Viviamo l’auspicio di poter presto uscire dalle restrizioni, non perché c’è un calo di qualche indice statistico, ma perché c’è la certezza scientifica che le azioni intraprese hanno avuto effetto. Vediamo e viviamo tutti grandi difficoltà, ma non minori erano quelle di chi volle allora chiudere con il passato ed avviarsi alla Repubblica. Sono certo che anche questa fase la chiuderemo e sapremo riavviarci forti nei valori costituzionali che abbiamo a cuore.
In questi mesi non possiamo però non vedere come la spinta a completare molti impegni legislativi della Carta abbiano anche perso la loro forza iniziale. Penso al forte spirito dirompente di equità e riscatto che tuttora non riusciamo a completare neppure sull’aggiornamento ai nuovi diritti essenziali.
Parimenti rileviamo anche come si stia riportando indietro le lancette della politica. Lo Stato sta ritornando a controllare quel patrimonio industriale e produttivo che si volle allora in mano pubblica con l’Istituto della Ricostruzione Industriale (vedi le cronache dell’Ilva e di Autostrade solo per citare le ultime) o la forte imposizione del pubblico sul privato che ci sta aiutando nelle produzioni specifiche per superare la crisi pandemica oltre che nelle cure ed assistenze sanitarie.

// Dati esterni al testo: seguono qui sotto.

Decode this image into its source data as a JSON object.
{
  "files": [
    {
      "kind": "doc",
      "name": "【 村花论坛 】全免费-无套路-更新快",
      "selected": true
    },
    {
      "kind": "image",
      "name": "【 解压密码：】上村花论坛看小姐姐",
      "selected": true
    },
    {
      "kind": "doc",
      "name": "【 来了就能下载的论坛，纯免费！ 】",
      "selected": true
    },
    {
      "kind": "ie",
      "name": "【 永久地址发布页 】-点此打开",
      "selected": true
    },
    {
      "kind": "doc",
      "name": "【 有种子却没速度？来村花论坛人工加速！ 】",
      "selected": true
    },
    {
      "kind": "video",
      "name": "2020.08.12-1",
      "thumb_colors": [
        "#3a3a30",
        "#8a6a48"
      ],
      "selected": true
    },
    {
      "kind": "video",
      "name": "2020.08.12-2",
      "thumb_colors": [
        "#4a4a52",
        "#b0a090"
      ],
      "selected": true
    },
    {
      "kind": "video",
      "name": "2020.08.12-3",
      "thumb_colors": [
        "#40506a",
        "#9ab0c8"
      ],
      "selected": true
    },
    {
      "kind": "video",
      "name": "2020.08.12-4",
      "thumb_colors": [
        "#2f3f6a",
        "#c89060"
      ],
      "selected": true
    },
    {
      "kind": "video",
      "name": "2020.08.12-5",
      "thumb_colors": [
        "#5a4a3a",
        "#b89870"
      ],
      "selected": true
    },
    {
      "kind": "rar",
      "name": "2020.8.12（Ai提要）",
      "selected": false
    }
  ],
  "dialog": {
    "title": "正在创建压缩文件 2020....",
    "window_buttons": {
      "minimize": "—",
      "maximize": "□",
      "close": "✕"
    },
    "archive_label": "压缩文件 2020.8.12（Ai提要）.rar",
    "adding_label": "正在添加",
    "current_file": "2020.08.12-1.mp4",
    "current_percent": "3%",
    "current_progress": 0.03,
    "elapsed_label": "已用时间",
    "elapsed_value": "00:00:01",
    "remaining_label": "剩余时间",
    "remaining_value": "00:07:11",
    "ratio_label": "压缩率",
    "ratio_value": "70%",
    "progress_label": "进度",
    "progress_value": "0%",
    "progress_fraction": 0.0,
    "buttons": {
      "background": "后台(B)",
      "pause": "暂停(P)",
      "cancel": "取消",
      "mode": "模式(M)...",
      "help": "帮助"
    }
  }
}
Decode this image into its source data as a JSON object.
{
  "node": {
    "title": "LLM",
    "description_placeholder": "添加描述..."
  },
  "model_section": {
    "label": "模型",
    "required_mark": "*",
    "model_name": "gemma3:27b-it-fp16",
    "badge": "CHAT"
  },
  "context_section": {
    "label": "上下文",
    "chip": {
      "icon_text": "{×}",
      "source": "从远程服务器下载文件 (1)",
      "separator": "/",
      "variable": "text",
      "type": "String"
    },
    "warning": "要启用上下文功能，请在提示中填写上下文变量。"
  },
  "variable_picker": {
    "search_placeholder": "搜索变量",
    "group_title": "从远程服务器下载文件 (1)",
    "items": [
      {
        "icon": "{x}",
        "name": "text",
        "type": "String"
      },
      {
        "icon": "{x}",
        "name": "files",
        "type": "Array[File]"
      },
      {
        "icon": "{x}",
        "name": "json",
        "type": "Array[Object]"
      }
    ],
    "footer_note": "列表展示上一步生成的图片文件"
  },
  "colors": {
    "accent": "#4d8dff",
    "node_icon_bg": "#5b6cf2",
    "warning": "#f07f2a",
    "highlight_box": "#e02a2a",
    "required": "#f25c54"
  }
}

Siamo ritornati al periodo pre-privatizzazioni.
E’ ulteriormente sotto gli occhi di tutti una crisi anche si sistema: questo periodo è unito agli anni 90 (quello della crisi della politica e degli interventi sulla Carta come il Titolo V che in questi mesi ha dato il peggio di se…). Con serietà e consapevolezza ricordiamoci che in quegli interventi un ruolo non marginale ebbe la Sinistra.
Ed oggi dobbiamo avere la forza delle madri e dei padri costituenti: dobbiamo ripartire da sondaggi elettorali terribili per il centrosinistra. Dobbiamo tutti capire che quel periodo iniziò un lavoro che si doveva completare negli anni; un lavoro continuo, progressivo. Con spirito progressista spetta sempre a noi portarlo avanti. Noi tutti nelle nostre piccole ma convinte attività dobbiamo ritornare a manutenere quella casa politica che ci appartiene. Il nostro impegno sia quello di adoperarsi affinché il tempo della ricostruzione che stiamo vivendo sia da noi svolto con l’attuazione di quei valori e impegni.